Jelle told the conference that while the ‘how’ question of investment in China has been largely answered, the ‘when’ question remains for many people. Global investors want to get into China but are unsure about how to mitigate the risk. With the onshore dynamics changing, someone may understand the situation one year but find that it has significantly changed 12 months later.
Lieven Debruyne, CEO, Hong Kong/China at Schroders agreed, and suggested that this is simply part of operating in the market. “To do business in China you have to get comfortable with being uncomfortable. You can’t figure everything out in advance. You have to decide whether you want to be part of leading in the development of what’s happening in China.”
“Overall we see tremendous activity in our business – particularly the insurance sector. It is not going to change the bottom line fundamentally in 2016 but it will if you look a bit further out. The trick is to look well beyond the short term.”
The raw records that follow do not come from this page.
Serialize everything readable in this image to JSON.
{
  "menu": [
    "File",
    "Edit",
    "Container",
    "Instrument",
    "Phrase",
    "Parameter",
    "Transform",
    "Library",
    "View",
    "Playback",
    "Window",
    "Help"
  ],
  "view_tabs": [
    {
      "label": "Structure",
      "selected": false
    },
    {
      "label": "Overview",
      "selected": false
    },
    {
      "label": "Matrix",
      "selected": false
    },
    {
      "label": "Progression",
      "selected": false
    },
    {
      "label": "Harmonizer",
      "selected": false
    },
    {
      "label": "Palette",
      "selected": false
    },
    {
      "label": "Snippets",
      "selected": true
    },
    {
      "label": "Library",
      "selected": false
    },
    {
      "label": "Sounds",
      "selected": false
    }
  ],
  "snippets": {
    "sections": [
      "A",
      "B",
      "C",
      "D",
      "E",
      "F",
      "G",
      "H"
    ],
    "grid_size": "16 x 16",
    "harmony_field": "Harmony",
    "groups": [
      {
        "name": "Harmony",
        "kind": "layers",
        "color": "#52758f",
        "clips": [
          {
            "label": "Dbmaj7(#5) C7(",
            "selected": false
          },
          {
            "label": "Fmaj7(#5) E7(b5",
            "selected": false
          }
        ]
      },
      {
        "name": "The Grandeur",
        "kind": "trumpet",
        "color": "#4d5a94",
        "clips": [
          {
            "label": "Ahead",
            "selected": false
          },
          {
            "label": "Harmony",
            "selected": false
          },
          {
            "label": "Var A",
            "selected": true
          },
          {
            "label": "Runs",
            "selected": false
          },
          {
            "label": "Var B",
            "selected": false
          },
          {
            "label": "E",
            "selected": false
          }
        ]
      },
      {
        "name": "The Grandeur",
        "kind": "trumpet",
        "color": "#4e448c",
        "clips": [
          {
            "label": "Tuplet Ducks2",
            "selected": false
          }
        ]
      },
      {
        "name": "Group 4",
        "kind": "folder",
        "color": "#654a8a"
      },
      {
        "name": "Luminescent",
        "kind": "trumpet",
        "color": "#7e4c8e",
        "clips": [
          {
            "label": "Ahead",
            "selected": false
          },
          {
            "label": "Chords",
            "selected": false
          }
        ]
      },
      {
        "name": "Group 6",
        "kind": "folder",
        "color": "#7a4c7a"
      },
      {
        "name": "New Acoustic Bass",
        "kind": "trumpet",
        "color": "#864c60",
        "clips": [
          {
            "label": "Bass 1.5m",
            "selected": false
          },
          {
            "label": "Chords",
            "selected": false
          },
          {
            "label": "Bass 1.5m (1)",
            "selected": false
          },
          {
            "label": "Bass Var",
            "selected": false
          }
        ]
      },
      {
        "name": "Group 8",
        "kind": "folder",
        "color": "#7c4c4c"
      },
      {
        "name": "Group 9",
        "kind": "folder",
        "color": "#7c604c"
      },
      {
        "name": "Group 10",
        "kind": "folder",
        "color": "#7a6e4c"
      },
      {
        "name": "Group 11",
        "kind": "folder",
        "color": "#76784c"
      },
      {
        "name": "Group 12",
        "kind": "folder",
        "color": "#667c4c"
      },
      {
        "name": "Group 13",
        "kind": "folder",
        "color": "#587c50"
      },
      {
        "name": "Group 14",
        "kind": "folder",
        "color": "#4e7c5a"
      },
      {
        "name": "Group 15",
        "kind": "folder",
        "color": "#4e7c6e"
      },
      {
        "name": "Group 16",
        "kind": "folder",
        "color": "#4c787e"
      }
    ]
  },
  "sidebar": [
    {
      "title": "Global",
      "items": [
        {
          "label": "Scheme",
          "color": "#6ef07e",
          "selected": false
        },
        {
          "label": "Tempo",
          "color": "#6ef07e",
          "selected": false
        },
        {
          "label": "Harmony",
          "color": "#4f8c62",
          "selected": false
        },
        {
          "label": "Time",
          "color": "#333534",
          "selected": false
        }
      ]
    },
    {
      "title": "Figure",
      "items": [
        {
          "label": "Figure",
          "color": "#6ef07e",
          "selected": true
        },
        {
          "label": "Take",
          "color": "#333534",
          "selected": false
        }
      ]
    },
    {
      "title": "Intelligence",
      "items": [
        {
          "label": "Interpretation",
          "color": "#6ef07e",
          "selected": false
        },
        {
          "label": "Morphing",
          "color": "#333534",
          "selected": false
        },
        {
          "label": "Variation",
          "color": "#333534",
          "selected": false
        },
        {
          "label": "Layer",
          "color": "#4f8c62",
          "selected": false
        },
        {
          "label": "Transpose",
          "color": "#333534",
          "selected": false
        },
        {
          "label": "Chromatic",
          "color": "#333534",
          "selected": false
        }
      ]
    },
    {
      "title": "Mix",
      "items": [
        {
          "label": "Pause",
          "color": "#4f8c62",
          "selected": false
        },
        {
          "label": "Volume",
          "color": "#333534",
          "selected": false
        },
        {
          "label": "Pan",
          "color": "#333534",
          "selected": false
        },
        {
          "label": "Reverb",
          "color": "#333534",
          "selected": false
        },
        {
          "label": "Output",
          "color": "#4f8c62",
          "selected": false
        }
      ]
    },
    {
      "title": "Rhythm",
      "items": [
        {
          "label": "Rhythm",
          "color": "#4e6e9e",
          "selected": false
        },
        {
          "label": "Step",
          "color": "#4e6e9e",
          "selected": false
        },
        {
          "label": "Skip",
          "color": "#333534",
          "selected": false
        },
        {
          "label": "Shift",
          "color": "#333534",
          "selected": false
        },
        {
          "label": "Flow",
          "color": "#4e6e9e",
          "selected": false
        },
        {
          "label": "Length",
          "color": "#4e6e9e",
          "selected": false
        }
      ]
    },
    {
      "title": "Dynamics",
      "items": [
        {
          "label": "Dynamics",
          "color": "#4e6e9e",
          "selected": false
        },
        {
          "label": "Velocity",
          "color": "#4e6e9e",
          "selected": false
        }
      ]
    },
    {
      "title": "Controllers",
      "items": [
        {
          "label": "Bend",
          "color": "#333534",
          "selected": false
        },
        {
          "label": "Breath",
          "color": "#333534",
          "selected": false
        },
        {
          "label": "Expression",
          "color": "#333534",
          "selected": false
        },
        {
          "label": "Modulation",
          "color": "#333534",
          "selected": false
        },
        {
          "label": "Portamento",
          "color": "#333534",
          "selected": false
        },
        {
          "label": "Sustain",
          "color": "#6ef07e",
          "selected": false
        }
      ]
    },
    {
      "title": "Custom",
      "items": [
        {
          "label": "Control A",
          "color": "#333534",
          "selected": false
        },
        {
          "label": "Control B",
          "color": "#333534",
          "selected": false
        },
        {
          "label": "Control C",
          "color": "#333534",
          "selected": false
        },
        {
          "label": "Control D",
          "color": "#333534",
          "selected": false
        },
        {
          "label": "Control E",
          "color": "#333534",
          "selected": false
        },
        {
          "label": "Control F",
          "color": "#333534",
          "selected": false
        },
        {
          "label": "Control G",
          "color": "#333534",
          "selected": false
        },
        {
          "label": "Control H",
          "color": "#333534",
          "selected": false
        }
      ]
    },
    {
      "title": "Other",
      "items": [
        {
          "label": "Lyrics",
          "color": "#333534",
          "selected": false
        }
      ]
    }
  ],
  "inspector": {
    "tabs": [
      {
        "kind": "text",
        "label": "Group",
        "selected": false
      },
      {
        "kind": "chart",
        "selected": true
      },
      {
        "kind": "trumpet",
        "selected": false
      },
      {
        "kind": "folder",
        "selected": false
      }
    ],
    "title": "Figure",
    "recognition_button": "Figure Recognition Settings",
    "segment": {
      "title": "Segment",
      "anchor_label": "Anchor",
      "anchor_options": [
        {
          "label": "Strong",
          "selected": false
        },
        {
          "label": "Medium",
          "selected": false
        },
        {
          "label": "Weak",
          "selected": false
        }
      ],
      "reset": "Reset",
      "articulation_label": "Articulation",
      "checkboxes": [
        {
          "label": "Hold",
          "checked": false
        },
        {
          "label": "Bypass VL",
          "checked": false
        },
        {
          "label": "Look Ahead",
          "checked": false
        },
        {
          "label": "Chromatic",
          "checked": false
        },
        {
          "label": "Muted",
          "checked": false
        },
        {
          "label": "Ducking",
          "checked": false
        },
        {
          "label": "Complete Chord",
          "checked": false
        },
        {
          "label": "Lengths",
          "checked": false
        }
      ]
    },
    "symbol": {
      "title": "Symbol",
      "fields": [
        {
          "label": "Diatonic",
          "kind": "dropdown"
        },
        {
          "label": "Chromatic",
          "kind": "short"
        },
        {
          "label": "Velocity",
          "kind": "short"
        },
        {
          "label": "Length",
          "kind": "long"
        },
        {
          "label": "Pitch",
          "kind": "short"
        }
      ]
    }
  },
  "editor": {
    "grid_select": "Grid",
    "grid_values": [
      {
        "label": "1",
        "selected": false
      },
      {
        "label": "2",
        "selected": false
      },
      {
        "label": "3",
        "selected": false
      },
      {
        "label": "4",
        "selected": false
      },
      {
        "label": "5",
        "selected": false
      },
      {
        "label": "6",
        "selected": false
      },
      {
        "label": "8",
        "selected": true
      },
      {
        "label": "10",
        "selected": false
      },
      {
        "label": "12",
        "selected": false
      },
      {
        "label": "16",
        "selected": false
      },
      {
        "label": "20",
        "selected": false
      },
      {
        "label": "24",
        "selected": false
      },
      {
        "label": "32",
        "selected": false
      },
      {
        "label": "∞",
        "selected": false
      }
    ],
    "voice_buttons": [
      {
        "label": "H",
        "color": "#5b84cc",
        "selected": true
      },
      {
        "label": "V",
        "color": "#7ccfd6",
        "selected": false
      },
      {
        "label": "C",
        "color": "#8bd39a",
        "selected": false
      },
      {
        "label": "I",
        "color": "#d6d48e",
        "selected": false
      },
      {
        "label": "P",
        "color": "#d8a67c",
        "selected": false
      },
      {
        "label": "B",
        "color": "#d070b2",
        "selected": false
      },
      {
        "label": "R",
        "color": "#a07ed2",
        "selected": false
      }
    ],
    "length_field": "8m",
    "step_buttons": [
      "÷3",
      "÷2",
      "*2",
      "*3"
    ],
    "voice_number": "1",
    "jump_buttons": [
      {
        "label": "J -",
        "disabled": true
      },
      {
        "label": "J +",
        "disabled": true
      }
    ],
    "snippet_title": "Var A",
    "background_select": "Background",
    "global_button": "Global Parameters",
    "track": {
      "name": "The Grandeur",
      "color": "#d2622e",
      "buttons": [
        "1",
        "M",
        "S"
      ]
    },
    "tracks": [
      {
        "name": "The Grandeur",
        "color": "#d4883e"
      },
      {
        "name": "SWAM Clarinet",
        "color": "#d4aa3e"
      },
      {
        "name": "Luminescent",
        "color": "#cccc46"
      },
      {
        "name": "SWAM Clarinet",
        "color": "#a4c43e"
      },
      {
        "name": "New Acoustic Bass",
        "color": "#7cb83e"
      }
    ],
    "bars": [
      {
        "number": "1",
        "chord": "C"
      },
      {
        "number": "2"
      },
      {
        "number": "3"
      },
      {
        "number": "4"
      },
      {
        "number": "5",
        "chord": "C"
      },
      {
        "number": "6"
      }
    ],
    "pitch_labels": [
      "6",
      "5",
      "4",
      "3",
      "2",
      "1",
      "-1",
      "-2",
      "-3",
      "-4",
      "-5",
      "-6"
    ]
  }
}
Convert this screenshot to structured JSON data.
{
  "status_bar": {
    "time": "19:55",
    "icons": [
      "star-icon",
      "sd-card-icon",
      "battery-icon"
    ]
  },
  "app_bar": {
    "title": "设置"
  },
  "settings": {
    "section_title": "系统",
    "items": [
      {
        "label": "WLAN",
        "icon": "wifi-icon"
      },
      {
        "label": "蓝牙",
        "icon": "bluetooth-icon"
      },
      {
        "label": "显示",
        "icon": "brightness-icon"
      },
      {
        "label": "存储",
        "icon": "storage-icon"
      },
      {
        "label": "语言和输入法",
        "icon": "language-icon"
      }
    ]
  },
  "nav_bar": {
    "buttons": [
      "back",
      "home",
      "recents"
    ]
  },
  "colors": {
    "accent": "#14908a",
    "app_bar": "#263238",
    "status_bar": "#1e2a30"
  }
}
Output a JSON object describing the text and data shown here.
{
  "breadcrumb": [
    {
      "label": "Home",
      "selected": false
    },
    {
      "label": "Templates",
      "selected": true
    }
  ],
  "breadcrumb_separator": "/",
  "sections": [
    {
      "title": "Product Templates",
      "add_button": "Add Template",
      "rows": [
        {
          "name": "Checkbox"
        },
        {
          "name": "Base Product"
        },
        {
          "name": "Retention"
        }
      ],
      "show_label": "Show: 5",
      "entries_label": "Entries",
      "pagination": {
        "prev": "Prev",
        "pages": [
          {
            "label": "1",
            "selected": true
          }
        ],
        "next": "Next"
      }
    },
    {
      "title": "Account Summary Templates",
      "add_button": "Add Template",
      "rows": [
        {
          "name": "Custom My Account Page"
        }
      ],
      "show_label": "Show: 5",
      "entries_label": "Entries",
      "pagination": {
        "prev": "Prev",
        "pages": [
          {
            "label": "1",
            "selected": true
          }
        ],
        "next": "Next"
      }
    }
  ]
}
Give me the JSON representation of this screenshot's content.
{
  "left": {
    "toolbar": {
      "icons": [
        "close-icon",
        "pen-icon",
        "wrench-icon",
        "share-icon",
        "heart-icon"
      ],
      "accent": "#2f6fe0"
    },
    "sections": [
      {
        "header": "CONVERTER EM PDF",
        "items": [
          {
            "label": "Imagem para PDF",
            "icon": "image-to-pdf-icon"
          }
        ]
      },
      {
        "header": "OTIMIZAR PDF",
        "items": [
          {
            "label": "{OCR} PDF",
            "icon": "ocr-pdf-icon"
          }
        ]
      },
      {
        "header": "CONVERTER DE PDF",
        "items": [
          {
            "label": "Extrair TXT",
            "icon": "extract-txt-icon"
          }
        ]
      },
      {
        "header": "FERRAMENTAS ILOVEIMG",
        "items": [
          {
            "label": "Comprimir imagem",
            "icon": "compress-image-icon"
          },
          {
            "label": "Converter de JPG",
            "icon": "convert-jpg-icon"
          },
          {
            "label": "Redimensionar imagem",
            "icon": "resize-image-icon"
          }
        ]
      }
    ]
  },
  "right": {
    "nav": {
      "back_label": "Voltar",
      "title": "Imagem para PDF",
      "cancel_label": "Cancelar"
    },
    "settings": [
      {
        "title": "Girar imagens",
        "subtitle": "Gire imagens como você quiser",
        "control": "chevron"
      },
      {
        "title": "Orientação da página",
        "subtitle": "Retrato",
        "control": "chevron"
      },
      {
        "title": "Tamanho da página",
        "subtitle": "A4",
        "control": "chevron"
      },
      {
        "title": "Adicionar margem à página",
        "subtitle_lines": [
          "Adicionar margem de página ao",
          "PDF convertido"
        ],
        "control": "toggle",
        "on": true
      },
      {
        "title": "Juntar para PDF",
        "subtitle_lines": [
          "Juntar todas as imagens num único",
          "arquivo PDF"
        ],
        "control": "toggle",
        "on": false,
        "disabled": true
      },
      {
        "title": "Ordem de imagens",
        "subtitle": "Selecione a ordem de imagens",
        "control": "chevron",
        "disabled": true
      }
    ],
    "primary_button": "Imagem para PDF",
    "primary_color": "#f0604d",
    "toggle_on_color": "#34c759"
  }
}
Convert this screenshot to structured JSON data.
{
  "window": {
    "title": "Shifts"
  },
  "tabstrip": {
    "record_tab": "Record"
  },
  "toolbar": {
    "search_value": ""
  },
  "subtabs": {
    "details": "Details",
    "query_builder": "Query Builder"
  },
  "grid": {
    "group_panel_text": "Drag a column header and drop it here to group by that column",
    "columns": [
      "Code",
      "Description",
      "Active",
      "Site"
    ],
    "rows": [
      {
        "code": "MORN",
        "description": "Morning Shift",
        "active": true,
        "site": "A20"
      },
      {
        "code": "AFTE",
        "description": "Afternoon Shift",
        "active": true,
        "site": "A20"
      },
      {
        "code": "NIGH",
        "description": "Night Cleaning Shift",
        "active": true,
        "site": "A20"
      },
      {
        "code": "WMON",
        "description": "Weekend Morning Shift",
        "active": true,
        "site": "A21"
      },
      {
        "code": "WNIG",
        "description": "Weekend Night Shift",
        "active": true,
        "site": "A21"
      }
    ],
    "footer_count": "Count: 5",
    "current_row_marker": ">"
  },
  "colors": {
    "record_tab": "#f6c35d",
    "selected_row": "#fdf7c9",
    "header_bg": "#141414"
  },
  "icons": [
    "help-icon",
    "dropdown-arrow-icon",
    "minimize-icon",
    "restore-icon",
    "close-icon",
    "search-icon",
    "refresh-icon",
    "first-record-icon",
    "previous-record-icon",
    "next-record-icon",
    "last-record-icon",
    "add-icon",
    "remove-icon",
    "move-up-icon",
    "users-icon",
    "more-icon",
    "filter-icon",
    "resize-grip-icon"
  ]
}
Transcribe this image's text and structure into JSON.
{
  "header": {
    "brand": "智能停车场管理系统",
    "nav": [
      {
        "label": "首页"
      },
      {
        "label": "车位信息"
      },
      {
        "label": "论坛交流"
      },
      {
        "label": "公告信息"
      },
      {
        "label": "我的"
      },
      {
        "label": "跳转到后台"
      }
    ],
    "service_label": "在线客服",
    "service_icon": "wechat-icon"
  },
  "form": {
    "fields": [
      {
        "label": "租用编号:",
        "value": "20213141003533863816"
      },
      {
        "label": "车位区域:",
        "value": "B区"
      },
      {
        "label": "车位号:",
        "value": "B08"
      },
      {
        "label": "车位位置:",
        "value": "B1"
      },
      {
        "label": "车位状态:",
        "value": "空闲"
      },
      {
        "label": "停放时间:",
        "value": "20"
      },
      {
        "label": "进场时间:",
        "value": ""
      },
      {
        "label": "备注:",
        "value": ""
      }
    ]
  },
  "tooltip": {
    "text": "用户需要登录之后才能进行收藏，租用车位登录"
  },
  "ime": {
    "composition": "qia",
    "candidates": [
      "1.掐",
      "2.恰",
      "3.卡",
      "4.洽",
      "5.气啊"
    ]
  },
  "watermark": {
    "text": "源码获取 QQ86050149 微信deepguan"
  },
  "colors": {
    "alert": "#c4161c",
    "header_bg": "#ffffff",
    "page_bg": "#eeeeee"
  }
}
Dr Alfred Shang, Partner at Bain & Company, agreed that China offered excellent opportunities but urged some caution for investors new to the market, “The first step we advise our clients is to really step back and understand what will suit your relative competitive strength. Then, get your foot in the door, be part of the game so you have a springboard to put your name into the market and understand the market better. Also, recruit – talent is an important part of the market.”
Dr Shang said that while the biggest opportunities were with high net worth individuals who invest actively onshore in China as well as in overseas markers, there is also a growing upper mass affluent market which is getting more sophisticated and really values professional service advice and favours global allocation.
Ben Zhang, Managing Director, Haitong Asset Management (HK), said foreign investors who get into China now will do better than those that delay. “Do it as early as you can. Get a WFOE before the policy changes because the Chinese onshore market is such a big market. Grab the opportunity if you can.”
The audience were asked to take part in a poll on which Chinese market they thought would be most important to global managers over the next five years: inbound, outbound or mainland. The results were decisive: 5% thought inbound, 19% thought outbound while 76% believed the mainland market would be the most important.
Lieven Debruyne said the poll results were not quite what he has expected, “I think if you look long term I think this is right but in the short term this is quite a surprise.”
Overall though he said the prospects were very good indeed, “The Chinese market has had a rough ride since August last year but I think that is short term phenomenon. There will be short term challenges but investing in china will continue to be great.”